The law required the Coast Guard to seize not only any liquor they found aboard a black ship, but the ship itself and all its equipment. This led to the rumrunners turning the tables. They'd go to a friendly local jurisdiction and accuse the individual Coastguardsmen of stealing their tackle--charts, sextant, timepiece and so on. The US attorney would request a transfer to Federal court, where the rumrunners didn't pursue the case, but in the meantime the newspapers made hay with the charges of theft and the Coast Guard became ever less popular.

The rumrunners used to communicate from shore to ship by illegal radio transmissions in code. One radioman who was arrested was fined $10 for violation of a fire ordinance, the only charge that a hostile jury would make stick. The Prohibition authorities managed to crack the code of one prolific transmitter. They found themselves in a quandary: if they prosecuted, the rumrunners would know the code had been cracked. Not only would no further information about ship movements be overheard, but to persuade a jury of conspiracy to break the law the Coast Guard would have to reveal its methods. They decided not to prosecute.

In one prosecution, when a motorboat had been seized loaded with liquor, the Coast Guard witness was asked what he had found aboard. "One hundred cases," he said. The judge responded, "There's no law against carrying cases," and he dismissed the case.

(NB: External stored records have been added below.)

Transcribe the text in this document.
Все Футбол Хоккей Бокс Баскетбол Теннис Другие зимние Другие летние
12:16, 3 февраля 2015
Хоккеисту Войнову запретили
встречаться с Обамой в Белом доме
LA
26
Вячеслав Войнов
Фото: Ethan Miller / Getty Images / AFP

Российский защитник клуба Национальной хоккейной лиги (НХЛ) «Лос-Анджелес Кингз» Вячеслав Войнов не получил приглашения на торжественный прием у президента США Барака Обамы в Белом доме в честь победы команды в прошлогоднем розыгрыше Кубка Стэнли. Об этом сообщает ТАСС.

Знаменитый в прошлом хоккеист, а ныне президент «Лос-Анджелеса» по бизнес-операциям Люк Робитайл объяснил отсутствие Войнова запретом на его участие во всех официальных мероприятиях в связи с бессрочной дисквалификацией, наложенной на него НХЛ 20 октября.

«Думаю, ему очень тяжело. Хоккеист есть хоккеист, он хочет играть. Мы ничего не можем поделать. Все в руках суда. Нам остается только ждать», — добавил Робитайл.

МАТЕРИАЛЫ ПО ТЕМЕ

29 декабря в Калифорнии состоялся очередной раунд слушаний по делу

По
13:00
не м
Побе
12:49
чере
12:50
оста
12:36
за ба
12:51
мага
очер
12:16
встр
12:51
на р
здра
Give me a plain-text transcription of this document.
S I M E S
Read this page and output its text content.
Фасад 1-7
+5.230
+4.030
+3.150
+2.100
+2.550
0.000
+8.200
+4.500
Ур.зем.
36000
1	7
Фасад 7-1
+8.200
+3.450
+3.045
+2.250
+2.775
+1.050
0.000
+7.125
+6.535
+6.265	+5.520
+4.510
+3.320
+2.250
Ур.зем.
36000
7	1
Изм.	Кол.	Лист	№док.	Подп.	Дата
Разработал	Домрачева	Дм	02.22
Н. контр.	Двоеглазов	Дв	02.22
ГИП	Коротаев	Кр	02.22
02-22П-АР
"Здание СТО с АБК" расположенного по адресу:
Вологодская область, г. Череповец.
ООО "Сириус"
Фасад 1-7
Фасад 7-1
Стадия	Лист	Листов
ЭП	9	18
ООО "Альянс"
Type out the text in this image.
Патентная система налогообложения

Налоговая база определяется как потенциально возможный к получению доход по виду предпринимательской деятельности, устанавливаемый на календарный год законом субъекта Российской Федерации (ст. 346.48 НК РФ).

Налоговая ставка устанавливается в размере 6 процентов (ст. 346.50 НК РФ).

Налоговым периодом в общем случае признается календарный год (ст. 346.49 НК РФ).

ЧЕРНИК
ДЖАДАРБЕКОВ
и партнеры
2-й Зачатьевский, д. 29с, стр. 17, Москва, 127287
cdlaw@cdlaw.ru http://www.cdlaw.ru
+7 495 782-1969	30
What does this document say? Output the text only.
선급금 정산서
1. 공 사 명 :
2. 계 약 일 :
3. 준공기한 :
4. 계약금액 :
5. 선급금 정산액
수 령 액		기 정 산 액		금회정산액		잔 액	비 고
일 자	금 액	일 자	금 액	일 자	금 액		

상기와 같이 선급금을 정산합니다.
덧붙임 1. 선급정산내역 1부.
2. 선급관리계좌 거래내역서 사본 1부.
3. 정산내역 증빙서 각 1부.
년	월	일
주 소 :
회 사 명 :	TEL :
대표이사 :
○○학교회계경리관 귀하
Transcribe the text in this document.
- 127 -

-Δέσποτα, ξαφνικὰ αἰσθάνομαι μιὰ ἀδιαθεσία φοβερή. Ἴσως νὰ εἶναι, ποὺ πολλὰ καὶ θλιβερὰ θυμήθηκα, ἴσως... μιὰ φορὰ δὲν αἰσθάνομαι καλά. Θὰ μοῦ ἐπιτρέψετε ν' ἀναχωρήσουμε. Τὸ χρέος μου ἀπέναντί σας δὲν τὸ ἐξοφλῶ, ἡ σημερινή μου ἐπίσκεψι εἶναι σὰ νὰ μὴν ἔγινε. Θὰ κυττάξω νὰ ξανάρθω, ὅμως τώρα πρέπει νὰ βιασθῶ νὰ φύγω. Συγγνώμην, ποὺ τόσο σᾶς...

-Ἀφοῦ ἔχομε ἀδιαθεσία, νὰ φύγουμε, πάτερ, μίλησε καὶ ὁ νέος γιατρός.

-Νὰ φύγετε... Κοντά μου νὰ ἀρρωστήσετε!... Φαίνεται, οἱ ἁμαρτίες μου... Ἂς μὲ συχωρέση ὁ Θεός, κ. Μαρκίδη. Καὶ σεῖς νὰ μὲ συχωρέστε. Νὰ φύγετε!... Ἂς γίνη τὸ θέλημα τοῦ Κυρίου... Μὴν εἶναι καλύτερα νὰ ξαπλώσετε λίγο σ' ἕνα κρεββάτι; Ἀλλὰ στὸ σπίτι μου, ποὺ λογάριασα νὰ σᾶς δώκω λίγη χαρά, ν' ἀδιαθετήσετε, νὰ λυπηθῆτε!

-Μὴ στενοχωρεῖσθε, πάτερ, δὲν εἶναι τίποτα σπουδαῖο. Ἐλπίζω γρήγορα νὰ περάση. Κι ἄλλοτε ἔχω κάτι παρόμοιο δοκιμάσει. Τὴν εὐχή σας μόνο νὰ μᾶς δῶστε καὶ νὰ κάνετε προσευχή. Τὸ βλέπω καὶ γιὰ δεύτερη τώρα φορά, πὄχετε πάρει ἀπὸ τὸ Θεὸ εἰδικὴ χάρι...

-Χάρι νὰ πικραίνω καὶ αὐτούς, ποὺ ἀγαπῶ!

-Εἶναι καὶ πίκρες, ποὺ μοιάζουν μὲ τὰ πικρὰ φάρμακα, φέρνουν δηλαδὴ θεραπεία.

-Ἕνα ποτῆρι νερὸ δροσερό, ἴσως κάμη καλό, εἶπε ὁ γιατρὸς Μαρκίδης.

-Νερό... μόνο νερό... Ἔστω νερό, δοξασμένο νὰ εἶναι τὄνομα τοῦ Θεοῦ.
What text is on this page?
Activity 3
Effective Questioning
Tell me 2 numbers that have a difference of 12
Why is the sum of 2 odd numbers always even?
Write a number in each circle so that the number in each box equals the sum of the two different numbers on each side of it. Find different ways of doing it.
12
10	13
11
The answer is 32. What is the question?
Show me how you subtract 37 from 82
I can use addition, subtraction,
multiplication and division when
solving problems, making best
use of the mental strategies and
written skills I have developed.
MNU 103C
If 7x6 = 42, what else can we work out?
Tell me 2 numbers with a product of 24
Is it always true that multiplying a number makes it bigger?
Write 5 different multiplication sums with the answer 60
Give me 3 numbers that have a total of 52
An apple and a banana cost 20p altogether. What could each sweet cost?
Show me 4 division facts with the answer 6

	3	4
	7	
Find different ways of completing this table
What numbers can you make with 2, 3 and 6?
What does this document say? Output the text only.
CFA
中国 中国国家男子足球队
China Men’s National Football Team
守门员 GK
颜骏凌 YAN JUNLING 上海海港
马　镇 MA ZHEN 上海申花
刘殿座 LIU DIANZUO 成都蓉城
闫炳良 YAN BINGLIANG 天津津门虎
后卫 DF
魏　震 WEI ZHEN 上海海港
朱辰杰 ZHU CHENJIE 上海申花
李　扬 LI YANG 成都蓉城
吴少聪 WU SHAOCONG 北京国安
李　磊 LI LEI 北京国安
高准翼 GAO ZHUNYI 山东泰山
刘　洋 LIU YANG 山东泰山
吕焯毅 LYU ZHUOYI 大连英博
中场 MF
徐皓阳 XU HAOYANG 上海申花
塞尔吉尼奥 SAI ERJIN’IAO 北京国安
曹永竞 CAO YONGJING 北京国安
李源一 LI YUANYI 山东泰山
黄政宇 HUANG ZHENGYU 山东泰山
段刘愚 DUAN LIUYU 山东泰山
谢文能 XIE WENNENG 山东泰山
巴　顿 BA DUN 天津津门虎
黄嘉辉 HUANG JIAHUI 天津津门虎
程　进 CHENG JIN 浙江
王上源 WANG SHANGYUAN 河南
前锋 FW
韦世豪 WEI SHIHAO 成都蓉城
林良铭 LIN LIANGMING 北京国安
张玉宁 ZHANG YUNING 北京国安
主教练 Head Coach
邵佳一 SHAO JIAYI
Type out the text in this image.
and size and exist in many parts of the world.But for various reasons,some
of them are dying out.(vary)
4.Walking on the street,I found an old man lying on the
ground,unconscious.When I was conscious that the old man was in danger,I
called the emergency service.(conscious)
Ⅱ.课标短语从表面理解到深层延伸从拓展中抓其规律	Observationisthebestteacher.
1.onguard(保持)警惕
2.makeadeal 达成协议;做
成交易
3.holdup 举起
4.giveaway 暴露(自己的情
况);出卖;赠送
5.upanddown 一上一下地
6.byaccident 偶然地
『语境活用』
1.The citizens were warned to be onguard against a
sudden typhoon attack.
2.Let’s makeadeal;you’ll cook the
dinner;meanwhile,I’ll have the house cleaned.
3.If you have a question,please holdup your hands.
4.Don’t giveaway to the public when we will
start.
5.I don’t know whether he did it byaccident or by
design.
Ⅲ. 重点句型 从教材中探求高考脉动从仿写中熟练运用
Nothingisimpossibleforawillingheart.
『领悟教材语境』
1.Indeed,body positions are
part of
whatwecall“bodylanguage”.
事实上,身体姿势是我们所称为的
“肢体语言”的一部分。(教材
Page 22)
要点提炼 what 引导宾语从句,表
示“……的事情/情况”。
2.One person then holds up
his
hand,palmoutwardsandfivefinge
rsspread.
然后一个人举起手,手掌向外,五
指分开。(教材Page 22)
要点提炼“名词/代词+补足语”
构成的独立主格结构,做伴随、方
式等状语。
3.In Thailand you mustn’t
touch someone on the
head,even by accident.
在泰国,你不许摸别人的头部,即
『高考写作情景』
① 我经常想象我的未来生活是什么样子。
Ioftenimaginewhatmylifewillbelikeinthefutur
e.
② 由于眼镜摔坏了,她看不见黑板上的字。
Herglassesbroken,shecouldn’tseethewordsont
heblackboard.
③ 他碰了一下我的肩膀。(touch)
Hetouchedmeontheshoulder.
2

One final episode among many: Off Key West in Florida, a black ship was halted by gunfire. The boarders were told they had killed the skipper, who had fallen overboard. The Key West population was almost wholly anti-Prohibition and there was talk of lynching the coastguardsman responsible. He was charged with first degree murder by the father of the captain. At the hearing before a justice of the peace, the charge was reduced to manslaughter because the body of the victim could not be found. The coastguardsman was released on bail. Subsequent investigation revealed that the skipper had disappeared before in similar circumstances and had reappeared in Cuba. This time, apparently, he had swum to shore and made his way to his girlfriend's house in Tampa. When the case went to the Grand Jury, some months later, it was dismissed because no prosecution witnesses turned up!